Dio media vuelta y salió con sigilo de la habitación apretando el paso en dirección al puesto de la enfermera. La chica de los fríos ojos color avellana, Clara Mercer, no estaba.
Allí no había nadie. Parecía que la planta entera estuviese desierta. El silencio se le hizo insoportable y Merle sintió un fuerte deseo de salir al aire libre y al sol, antes de saber qué clase de personas eran las que ocupaban aquellos cuartos oscuros. Se despojó de la bata, la colgó en el perchero, giró a la derecha para volver al vestíbulo principal y recorrió el pasillo a toda prisa, dejando atrás las habitaciones y sus pitidos mecánicos, sintiendo todos los pelos de punta y cierta dificultad para respirar.

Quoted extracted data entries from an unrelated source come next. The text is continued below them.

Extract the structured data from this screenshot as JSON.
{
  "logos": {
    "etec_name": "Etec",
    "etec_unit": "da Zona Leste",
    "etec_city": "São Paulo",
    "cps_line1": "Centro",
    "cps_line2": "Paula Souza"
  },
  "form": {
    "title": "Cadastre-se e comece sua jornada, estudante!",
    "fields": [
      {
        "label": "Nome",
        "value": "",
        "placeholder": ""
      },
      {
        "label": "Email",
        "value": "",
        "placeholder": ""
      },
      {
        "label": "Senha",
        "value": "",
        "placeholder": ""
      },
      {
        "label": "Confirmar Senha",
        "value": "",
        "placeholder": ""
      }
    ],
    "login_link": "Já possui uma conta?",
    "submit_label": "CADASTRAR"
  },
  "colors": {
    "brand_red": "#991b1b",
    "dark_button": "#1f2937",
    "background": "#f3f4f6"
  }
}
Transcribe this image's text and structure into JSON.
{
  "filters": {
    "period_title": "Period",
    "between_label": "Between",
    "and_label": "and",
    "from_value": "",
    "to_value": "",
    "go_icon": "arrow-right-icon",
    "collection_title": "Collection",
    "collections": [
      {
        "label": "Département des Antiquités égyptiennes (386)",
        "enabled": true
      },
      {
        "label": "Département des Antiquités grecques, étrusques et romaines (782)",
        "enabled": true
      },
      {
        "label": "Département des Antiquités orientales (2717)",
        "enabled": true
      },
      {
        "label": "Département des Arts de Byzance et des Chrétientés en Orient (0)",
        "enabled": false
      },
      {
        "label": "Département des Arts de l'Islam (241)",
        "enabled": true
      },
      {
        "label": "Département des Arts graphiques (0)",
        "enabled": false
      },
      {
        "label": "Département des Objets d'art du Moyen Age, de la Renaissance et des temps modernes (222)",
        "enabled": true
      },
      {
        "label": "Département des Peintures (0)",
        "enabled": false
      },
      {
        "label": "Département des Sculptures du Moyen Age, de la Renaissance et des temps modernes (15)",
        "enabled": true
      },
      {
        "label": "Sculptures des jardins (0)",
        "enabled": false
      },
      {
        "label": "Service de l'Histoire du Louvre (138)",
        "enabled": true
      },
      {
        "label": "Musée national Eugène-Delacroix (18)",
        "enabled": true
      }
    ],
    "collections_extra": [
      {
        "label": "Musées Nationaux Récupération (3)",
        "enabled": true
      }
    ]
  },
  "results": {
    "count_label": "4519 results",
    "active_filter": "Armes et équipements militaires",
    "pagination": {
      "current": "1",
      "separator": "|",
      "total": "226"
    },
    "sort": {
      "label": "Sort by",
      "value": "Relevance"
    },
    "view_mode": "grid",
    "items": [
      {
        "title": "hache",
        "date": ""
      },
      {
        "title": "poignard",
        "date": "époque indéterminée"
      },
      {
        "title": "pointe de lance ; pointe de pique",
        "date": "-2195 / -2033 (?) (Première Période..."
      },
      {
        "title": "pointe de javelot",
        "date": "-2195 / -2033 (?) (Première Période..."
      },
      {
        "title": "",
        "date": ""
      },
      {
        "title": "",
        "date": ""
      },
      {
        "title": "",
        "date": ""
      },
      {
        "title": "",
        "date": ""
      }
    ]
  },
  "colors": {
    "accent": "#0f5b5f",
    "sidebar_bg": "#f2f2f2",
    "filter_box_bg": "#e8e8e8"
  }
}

Llegó a los ascensores, pulsó el botón de bajada y las puertas se abrieron enseguida. Dentro del ascensor había un hombre, un individuo alto de piel morena con una lustrosa melena negra, pantalón gris con pinzas y camisa blanca.
Tenía los ojos de un tono verde mar y su porte agresivo pareció acrecentarse tan pronto vio a Merle a la luz del ascensor.
—¿Quién es usted? —dijo, con voz tensa y cautelosa.
—¿Que quién soy? ¿Y quién coño eres tú? —le espetó Merle, de muy mal genio, a punto de perder los estribos.
El hombre se lo quedó mirando un rato largo, como si quisiera memorizar sus rasgos, y luego pasó por su lado, se volvió y se quedó observando desde el pasillo cómo entraba Merle en el ascensor, aguantando la puerta con el pie izquierdo y la mano derecha hundida en el bolsillo.
—Me llamo Lemon Featherlight —dijo—. ¿Qué está haciendo aquí? ¿Quién es usted? ¿Por qué ha venido? ¿Qué busca?
—Me llamo Merle Zane —dijo Merle—, y he venido a ver a un amigo. —Pulsó el botón para bajar a la primera planta.
Las puertas empezaron a cerrarse, pero Featherlight bloqueó el rodillo.
—¿Quién le ha enviado?
—Me envía Glynis Ruelle, señor Featherlight —dijo Merle, por el simple ánimo de provocar a aquel individuo—. Que le vaya bien.
Estiró el brazo para desbloquear el rodillo, y aún seguía sonriendo mientras las puertas se cerraban. El hombre le miró a su vez con ojos como platos y muy conmovido. Al pensarlo después, de camino a la terminal de autobuses para esperar al Blue Bird, Merle decidió que le había dado un susto de muerte a aquel tipo. ¿Y por qué no? Ya iba siendo hora de que ocurrieran cosas nuevas en Niceville, porque hasta el momento Niceville se las había hecho pasar canutas a él.